When the bundled papers finally arrived, and after Push had rolled them into their plastic bags, The Chronicle tagged along for a bit as he delivered the last day’s edition of The News.
We shadowed him as he walked through the neighborhood with a canvas bag loaded with newspapers. He stopped at some of the houses – but by no means all – and placed each paper in the spot where he’d learned over the last three years that subscribers on his route preferred to have their paper delivered.
Some of them got placed right on the door mat. Others found a temporary home in the hooks under the mailbox. Some were tossed inside a screened-in porch.
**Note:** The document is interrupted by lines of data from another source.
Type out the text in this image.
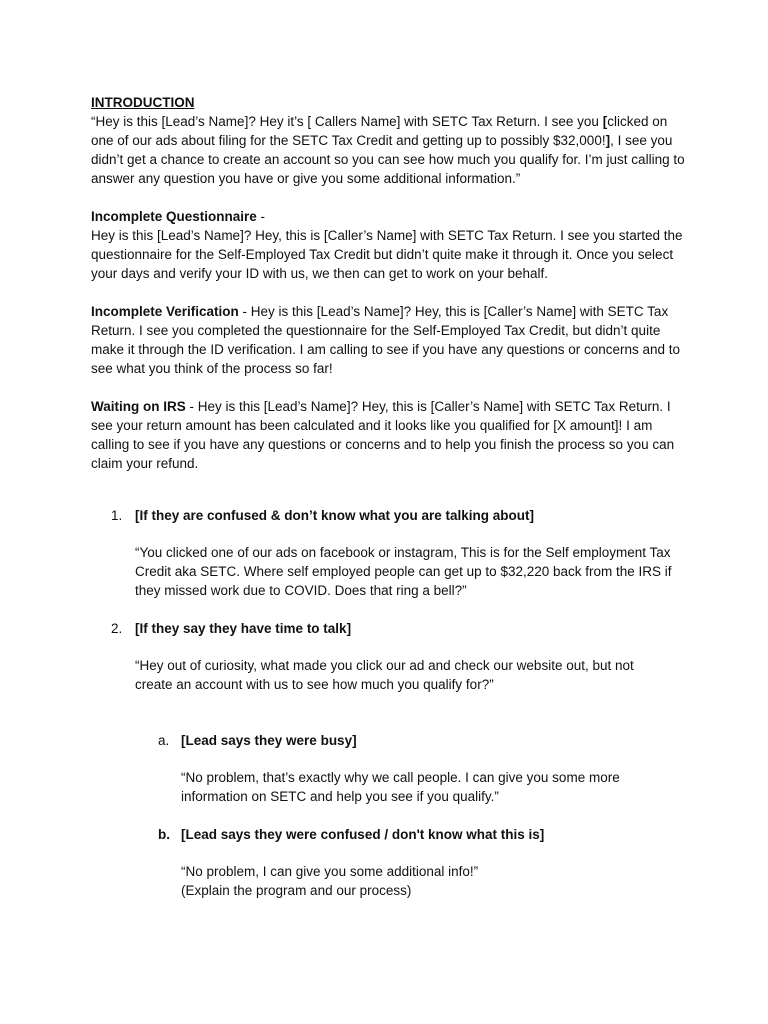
INTRODUCTION

“Hey is this [Lead’s Name]? Hey it’s [ Callers Name] with SETC Tax Return. I see you [clicked on one of our ads about filing for the SETC Tax Credit and getting up to possibly $32,000!], I see you didn’t get a chance to create an account so you can see how much you qualify for. I’m just calling to answer any question you have or give you some additional information.”

Incomplete Questionnaire -

Hey is this [Lead’s Name]? Hey, this is [Caller’s Name] with SETC Tax Return. I see you started the questionnaire for the Self-Employed Tax Credit but didn’t quite make it through it. Once you select your days and verify your ID with us, we then can get to work on your behalf.

Incomplete Verification - Hey is this [Lead’s Name]? Hey, this is [Caller’s Name] with SETC Tax Return. I see you completed the questionnaire for the Self-Employed Tax Credit, but didn’t quite make it through the ID verification. I am calling to see if you have any questions or concerns and to see what you think of the process so far!

Waiting on IRS - Hey is this [Lead’s Name]? Hey, this is [Caller’s Name] with SETC Tax Return. I see your return amount has been calculated and it looks like you qualified for [X amount]! I am calling to see if you have any questions or concerns and to help you finish the process so you can claim your refund.

1. [If they are confused & don’t know what you are talking about]

“You clicked one of our ads on facebook or instagram, This is for the Self employment Tax Credit aka SETC. Where self employed people can get up to $32,220 back from the IRS if they missed work due to COVID. Does that ring a bell?”

2. [If they say they have time to talk]

“Hey out of curiosity, what made you click our ad and check our website out, but not create an account with us to see how much you qualify for?”

a. [Lead says they were busy]

“No problem, that’s exactly why we call people. I can give you some more information on SETC and help you see if you qualify.”

b. [Lead says they were confused / don't know what this is]

“No problem, I can give you some additional info!”

(Explain the program and our process)
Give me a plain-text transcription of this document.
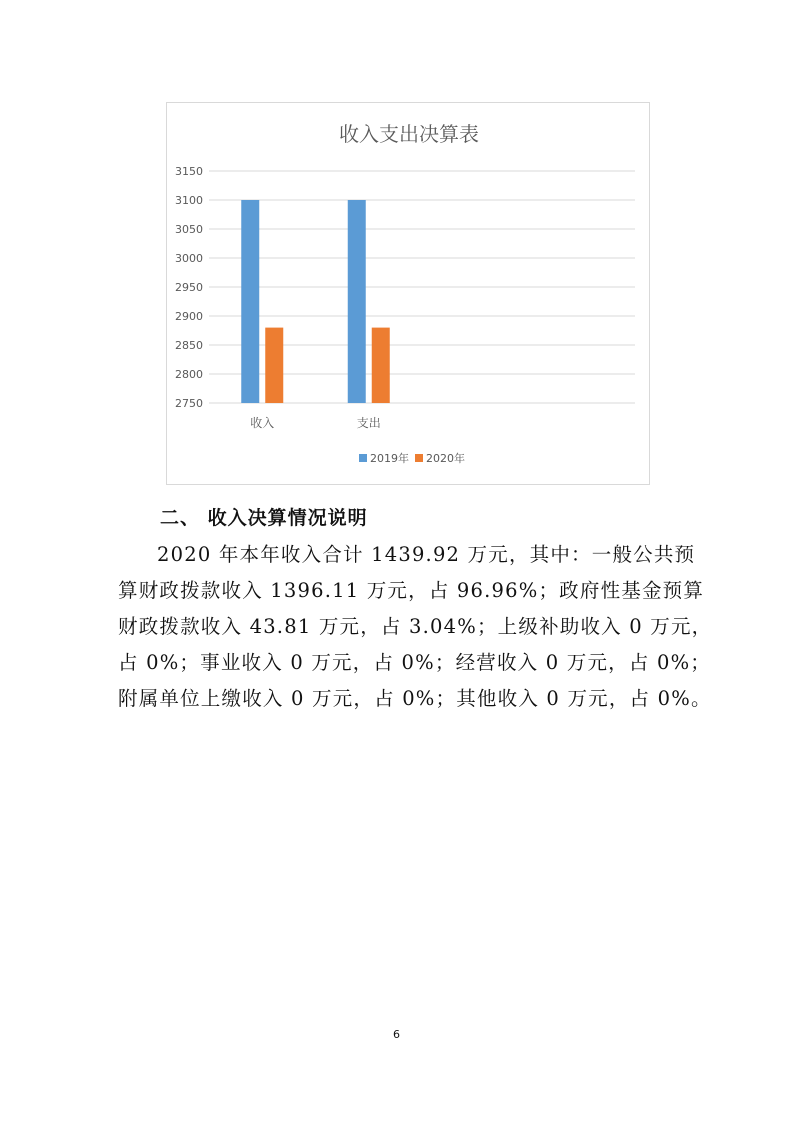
收入支出决算表
3150
3100
3050
3000
2950
2900
2850
2800
2750
收入	支出
2019年 2020年
二、 收入决算情况说明

2020 年本年收入合计 1439.92 万元，其中：一般公共预
算财政拨款收入 1396.11 万元，占 96.96%；政府性基金预算
财政拨款收入 43.81 万元，占 3.04%；上级补助收入 0 万元，
占 0%；事业收入 0 万元，占 0%；经营收入 0 万元，占 0%；
附属单位上缴收入 0 万元，占 0%；其他收入 0 万元，占 0%。

6
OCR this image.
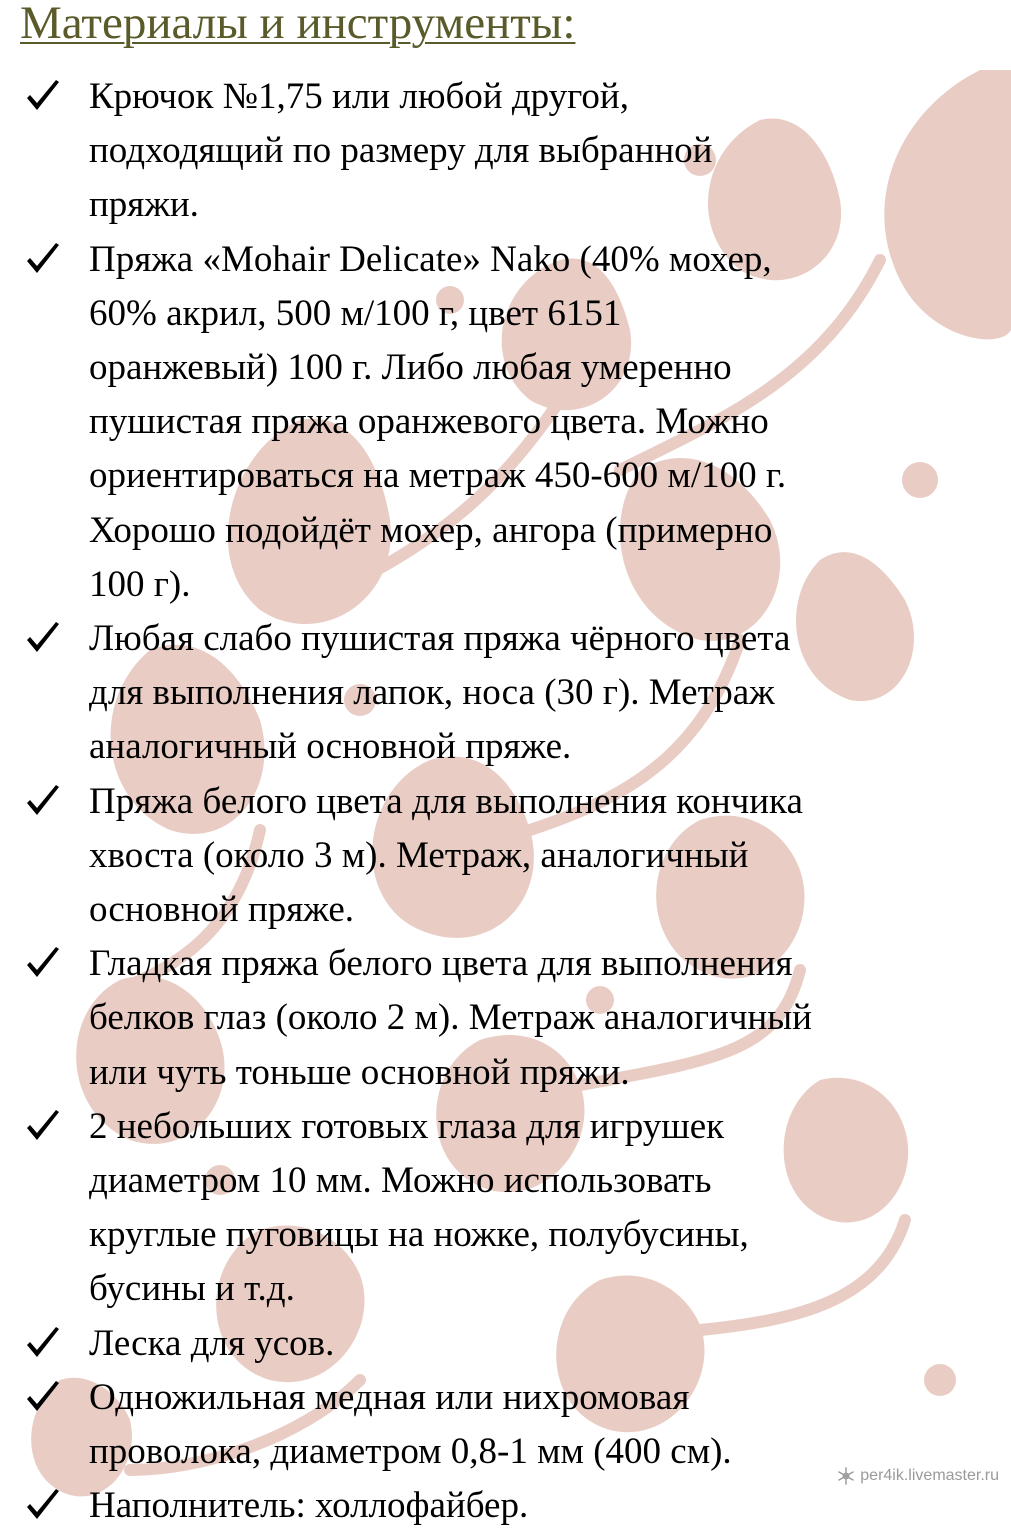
Материалы и инструменты:
Крючок №1,75 или любой другой,
подходящий по размеру для выбранной
пряжи.
Пряжа «Mohair Delicate» Nako (40% мохер,
60% акрил, 500 м/100 г, цвет 6151
оранжевый) 100 г. Либо любая умеренно
пушистая пряжа оранжевого цвета. Можно
ориентироваться на метраж 450-600 м/100 г.
Хорошо подойдёт мохер, ангора (примерно
100 г).
Любая слабо пушистая пряжа чёрного цвета
для выполнения лапок, носа (30 г). Метраж
аналогичный основной пряже.
Пряжа белого цвета для выполнения кончика
хвоста (около 3 м). Метраж, аналогичный
основной пряже.
Гладкая пряжа белого цвета для выполнения
белков глаз (около 2 м). Метраж аналогичный
или чуть тоньше основной пряжи.
2 небольших готовых глаза для игрушек
диаметром 10 мм. Можно использовать
круглые пуговицы на ножке, полубусины,
бусины и т.д.
Леска для усов.
Одножильная медная или нихромовая
проволока, диаметром 0,8-1 мм (400 см).
Наполнитель: холлофайбер.
per4ik.livemaster.ru
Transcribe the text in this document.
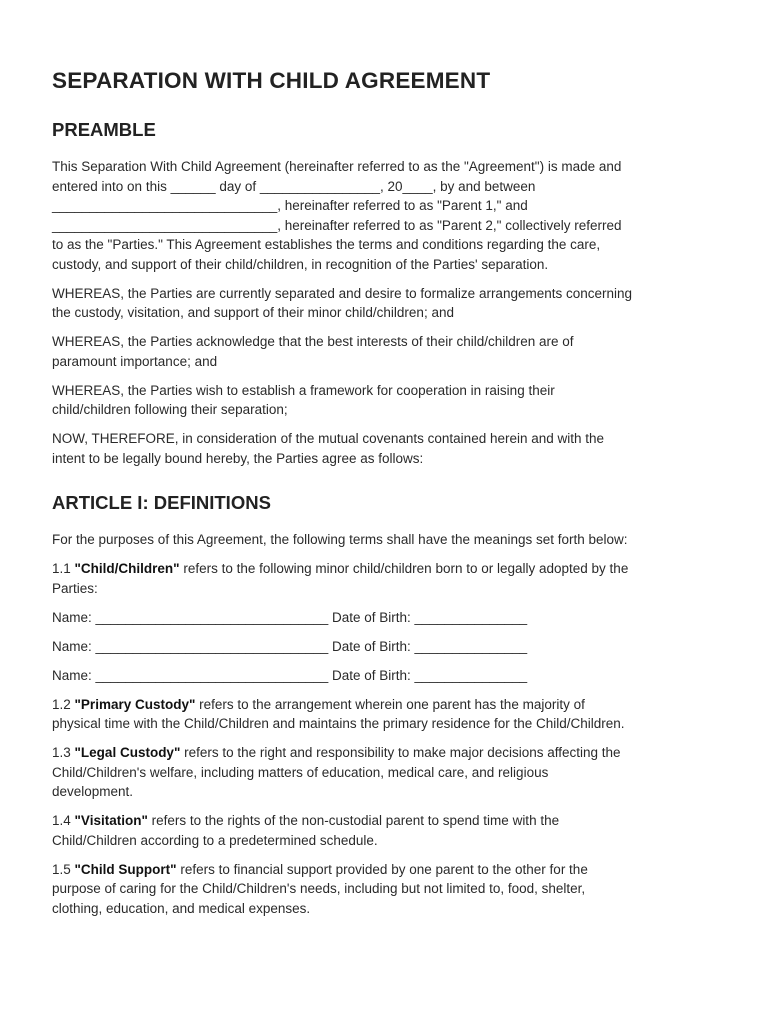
SEPARATION WITH CHILD AGREEMENT
PREAMBLE

This Separation With Child Agreement (hereinafter referred to as the "Agreement") is made and
entered into on this ______ day of ________________, 20____, by and between
______________________________, hereinafter referred to as "Parent 1," and
______________________________, hereinafter referred to as "Parent 2," collectively referred
to as the "Parties." This Agreement establishes the terms and conditions regarding the care,
custody, and support of their child/children, in recognition of the Parties' separation.

WHEREAS, the Parties are currently separated and desire to formalize arrangements concerning
the custody, visitation, and support of their minor child/children; and

WHEREAS, the Parties acknowledge that the best interests of their child/children are of
paramount importance; and

WHEREAS, the Parties wish to establish a framework for cooperation in raising their
child/children following their separation;

NOW, THEREFORE, in consideration of the mutual covenants contained herein and with the
intent to be legally bound hereby, the Parties agree as follows:

ARTICLE I: DEFINITIONS

For the purposes of this Agreement, the following terms shall have the meanings set forth below:

1.1 "Child/Children" refers to the following minor child/children born to or legally adopted by the
Parties:

Name: _______________________________ Date of Birth: _______________
Name: _______________________________ Date of Birth: _______________
Name: _______________________________ Date of Birth: _______________

1.2 "Primary Custody" refers to the arrangement wherein one parent has the majority of
physical time with the Child/Children and maintains the primary residence for the Child/Children.

1.3 "Legal Custody" refers to the right and responsibility to make major decisions affecting the
Child/Children's welfare, including matters of education, medical care, and religious
development.

1.4 "Visitation" refers to the rights of the non-custodial parent to spend time with the
Child/Children according to a predetermined schedule.

1.5 "Child Support" refers to financial support provided by one parent to the other for the
purpose of caring for the Child/Children's needs, including but not limited to, food, shelter,
clothing, education, and medical expenses.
None of them were simply flung from the sidewalk in the general direction of the house. That was something that one loyal subscriber and reader of The News was a little concerned about – because it won’t be Push who’ll be delivering the printed edition of AnnArbor.com to this neighborhood – that’s the publication intended to replace The Ann Arbor News, at least on Thursdays and Sundays.
That subscriber – who greeted Push with a handshake, wished him well, and asked for his contact information – wanted to know who would be delivering the new paper, and whether they were just going to throw it from a car. In light of some recent commentary by Chronicle readers, it’s a subject that resonates across Ann Arbor.
The conversation between Push and the subscriber continued. Contemplation of newspapers thrown with too much enthusiasm raised the specter of broken windows. Push couldn’t say for sure who or how the new paper would be delivered in that neighborhood, but told the subscriber if there were any broken windows, to definitely give him a call: “I do glazing, you know!”
Push owns Joe’s Glass and Handyman Service – “Joe” is his middle name. That business he described as “not going too bad.” But he’ll be continuing to supplement his income from that business by delivering the Thursday and Sunday editions of AnnArbor.com. He just won’t have the Eberwhite route. His new route will be the next neighborhood west of Eberwhite off of Liberty, which will get the sort of human-touch service he’s been providing here.
It’s not just the geographic location that will change. The Thursday AnnArbor.com will be a morning paper, unlike the weekday afternoon Ann Arbor News, and the bundle drops will come at 2 a.m. Push says he imagines that Thursday nights, he’ll try to get to bed around 9-10 p.m. for a few hours of sleep, but on Saturdays, he’d likely just stay up all night.
Push figures that the first few days, he’ll need extra time to learn the 300 addresses where he’ll deliver the new paper, but that once he learns the route, he’ll have no trouble getting the papers out on time.
And Push’s confidence on that score is good, because there’ll be one less hour to get the Sunday paper delivered, compared to the standards required by The News. AnnArbor.com wants the papers on the door step by 7 a.m., instead of 8 a.m.
In any case, it’s a fair bet that at whatever time he delivers them, Push’s papers will land on the doorstep or whatever place subscribers want them placed – not just wherever they happen to land.
I am sitting here on Friday and missing the Ann Arbor News. Thank heaven (and Mary) for the Ann Arbor Chronicle!
Thank Dave too. You folks have your eye on what we need in the Ann Arbor media.
Cary Push was the best carrier I’ve ever known in 40-plus years of home delivery for various newspapers, including The Ann Arbor News, the Wall Street Journal and the Financial Times. I’m really bummed that he won’t be delivering AnnArbor.com on my route. His customer service is splendid.
I’ll second that, Cary does an extra great job delivering the paper and the neighborhood to get him next is lucky. Thanks Cary!